Watson urges co-op members without power to make plans for temporary relocation if they do not have heat sources for their homes. The young and elderly are particularly at risk from extreme cold predicted to settle over Middle Tennessee.
“One of the most important messages we can convey to DREMC members and the public is that they should seek places to spend the night if they don’t have adequate heat for their homes,” says Watson.
“They should make a decision to stay with family or friends through this dangerously frigid period. They should not wait to see if their power will be restored today. Instead, they must assume the outage will last another 24 hours and plan accordingly.”
Public shelters are available in the three counties hardest hit by power outages.
• The American Red Cross opened a shelter at Fair Haven Baptist Church located at 2726 Highway 231 North, Shelbyville. Call 931-680-9803 for more information.
• Marshall County residents are encouraged to find shelter at the Lewisburg Recreation Center, which is located at 1551 Mooresville Highway, Lewisburg. Food is also provided. Call 931-389-2582 or the Marshall County Emergency Management at 931-359-5810 for more information.
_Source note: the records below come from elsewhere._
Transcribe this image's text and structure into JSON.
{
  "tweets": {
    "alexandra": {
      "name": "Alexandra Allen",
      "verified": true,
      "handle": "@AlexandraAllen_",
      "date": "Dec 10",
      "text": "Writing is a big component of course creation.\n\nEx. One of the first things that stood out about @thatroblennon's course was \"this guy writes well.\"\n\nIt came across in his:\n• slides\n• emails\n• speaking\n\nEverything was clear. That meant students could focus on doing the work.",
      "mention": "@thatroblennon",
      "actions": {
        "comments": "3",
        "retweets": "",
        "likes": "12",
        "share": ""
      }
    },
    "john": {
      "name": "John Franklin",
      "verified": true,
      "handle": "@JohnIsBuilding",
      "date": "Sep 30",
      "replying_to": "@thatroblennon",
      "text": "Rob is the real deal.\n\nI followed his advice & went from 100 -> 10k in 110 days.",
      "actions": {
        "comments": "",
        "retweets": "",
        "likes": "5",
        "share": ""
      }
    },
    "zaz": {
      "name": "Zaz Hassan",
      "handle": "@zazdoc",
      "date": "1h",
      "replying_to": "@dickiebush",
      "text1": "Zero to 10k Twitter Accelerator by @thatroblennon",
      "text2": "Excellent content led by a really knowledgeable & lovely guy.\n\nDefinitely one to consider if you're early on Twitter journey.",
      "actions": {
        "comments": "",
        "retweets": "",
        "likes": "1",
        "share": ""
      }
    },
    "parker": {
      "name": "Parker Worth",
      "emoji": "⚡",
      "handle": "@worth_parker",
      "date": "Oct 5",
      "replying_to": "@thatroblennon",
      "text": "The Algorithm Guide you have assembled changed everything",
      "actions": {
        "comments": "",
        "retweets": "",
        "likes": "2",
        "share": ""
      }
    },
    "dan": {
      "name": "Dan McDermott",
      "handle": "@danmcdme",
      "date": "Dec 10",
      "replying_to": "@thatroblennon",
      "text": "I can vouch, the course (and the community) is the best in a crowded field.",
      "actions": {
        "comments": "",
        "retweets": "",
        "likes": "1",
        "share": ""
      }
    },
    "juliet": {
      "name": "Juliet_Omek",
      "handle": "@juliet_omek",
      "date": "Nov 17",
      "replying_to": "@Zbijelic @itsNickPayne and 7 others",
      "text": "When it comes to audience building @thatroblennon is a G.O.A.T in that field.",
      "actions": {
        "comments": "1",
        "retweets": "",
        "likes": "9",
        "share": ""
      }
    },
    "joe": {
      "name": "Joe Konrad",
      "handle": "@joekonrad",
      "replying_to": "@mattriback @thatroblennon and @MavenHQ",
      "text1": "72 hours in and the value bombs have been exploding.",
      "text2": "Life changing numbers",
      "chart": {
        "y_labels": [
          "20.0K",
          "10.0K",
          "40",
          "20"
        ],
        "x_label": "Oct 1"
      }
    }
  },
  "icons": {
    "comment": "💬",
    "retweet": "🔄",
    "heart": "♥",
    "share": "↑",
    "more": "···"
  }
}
• The EMA, along with the Manchester Fire Department and Manchester Police Department, opened an emergency shelter at the Coffee County Raider Academy (the former middle school at 865 McMinnville Highway) to help those without power in the area.
This morning, outage totals by district were as follows: Chapel Hill, 18; Lewisburg, 1,630; Manchester 500; Shelbyville 578; and Columbia, 24.
Although the outage numbers are down, line crews face an uphill battle to repair the hundreds of individual electric services damaged by falling trees, limbs and the weight of ice.
DREMC cannot guarantee when all services will be repaired. In cases where the weather head or meter base was damaged, the co-op member is responsible for repairs. In many cases, the services of a licensed electrician will be required.
Although mutual aid crews have almost doubled DREMC’s work force, service line repairs are the slowest part of the outage recovery process.
“We have to work the service lines one at a time. This is why the patience and support of our membership is so appreciated, especially by the men and women who must work in such difficult situations,” says Watson.
Sometimes damaged service lines can still be energized. Do not try to remove trees or tree debris from your service line. Always assume service lines and secondary lines are carrying current and extremely dangerous.
Never approach any line on the ground, and never drive over lines that have fallen over roads or driveways.
“Safety – yours and the line crews’ – is our first priority,” Watson points out.
Nineteen outside crews with their bucket trucks and equipment rallied to help DREMC. They came from Sequachee Valley Electric Cooperative, South Pittsburg; Tri-County EMC, Lafayette; Middle Tennessee EMC, Murfreesboro; Shelbyville Power; and Fayetteville Public Utilities. Crews from Alabama included those from Joe Wheeler EMC and Black Warrior Electric Cooperative. Contractor crews rounded out those assisting local linemen.